Fund management guru Geoff Wilson, the chair of Wilson Asset Management, has responded angrily to proposed legislation that will stop companies paying franked special dividends funded via capital raisings.
As my Fool colleague Brendan reported, the new rules will also require investors and super funds to pay back franking tax credits attached to special dividends received all the way back to December 2016.
Wilson says it's a cash grab and the first step in dismantling the franking system, according to an article in The Australian.
Changed ASX dividend rules to disadvantage growth shares
Wilson said:
If you stop every growth company that raises capital from paying a fully franked (special) dividend, that's a big segment of the Australian corporate sector and puts growth companies at a big disadvantage.
It should have been off the table for a generation, for 30 years … this is the start of the dismantling of the Paul Keating-introduced franking system.
The retail investor will certainly be impacted by the retrospective nature of this. They'll get a letter from a company saying 'the dividend you got wasn't franked so you've actually got to pay tax on that'.

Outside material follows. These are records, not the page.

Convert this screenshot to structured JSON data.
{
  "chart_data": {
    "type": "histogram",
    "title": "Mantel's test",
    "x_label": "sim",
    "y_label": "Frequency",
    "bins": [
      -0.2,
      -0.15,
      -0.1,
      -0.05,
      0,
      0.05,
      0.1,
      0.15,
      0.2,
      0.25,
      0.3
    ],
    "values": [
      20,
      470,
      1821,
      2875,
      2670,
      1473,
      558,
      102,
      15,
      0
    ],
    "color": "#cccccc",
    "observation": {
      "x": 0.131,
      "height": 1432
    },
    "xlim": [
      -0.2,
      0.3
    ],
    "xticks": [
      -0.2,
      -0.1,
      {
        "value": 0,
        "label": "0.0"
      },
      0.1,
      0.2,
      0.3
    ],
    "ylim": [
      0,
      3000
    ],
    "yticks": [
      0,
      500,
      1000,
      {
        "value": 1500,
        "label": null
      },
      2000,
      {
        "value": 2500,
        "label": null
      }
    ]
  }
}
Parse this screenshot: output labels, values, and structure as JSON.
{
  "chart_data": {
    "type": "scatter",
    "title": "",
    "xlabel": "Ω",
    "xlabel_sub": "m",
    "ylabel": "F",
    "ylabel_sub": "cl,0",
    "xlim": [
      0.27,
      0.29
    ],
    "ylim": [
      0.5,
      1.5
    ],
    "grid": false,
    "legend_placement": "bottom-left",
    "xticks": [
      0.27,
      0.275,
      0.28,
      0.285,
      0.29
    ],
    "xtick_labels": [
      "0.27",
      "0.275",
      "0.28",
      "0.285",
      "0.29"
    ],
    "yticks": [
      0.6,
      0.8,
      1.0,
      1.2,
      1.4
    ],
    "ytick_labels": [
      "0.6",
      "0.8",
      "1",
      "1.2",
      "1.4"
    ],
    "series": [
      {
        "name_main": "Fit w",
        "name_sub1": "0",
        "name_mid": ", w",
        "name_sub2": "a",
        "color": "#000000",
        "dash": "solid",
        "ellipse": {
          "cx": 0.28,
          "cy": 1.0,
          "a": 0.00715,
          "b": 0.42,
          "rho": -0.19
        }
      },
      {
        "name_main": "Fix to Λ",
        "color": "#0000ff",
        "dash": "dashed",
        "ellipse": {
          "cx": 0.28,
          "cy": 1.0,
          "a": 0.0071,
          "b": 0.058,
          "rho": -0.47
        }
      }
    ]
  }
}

The government says the measure will save $10 million a year. But Wilson reckons it will be billions.
Wilson said:
Treasury thinks this will bring in $10m (a year) … but because of the broad wording of the (proposed legislation), and it really comes down to the tax office's interpretation and its ability to put pressure on large corporate companies, we think the figure could run into the billions by making it retrospective to 2016.
Wilson said he'd fight the proposed legislation with "the same amount of resources as we did in 2019".
He's referring to the previous federal election when Labor promised to abolish franking credit cash refunds. The Liberals dubbed it a "retiree tax" because it would have affected retirees the most.
What is the government's point of view?
The Federal Treasurer, Jim Chalmers, described the legislation as "a very minor measure", according to the article.
Labor says it merely closes a loophole companies use to pay out excess franking credits on their books.
The draft proposal says: "The object of the frankable distribution rules is to ensure that only distributions equivalent to realised profits can be franked".
The current loophole allows companies to use capital raisings to fund franked special dividends. This allows them to release excess credits above their earnings in a given period.
Chalmers points out that the Coalition Government initially proposed the measure in 2016.
The legislation is now open for public comment until 5 October.
The proposed changes will not impact ordinary dividends. ASX dividend shares will still be able to pay special dividends without franking.
The S&P/ASX 200 Index (ASX: XJO) is down 0.22% at the time of writing.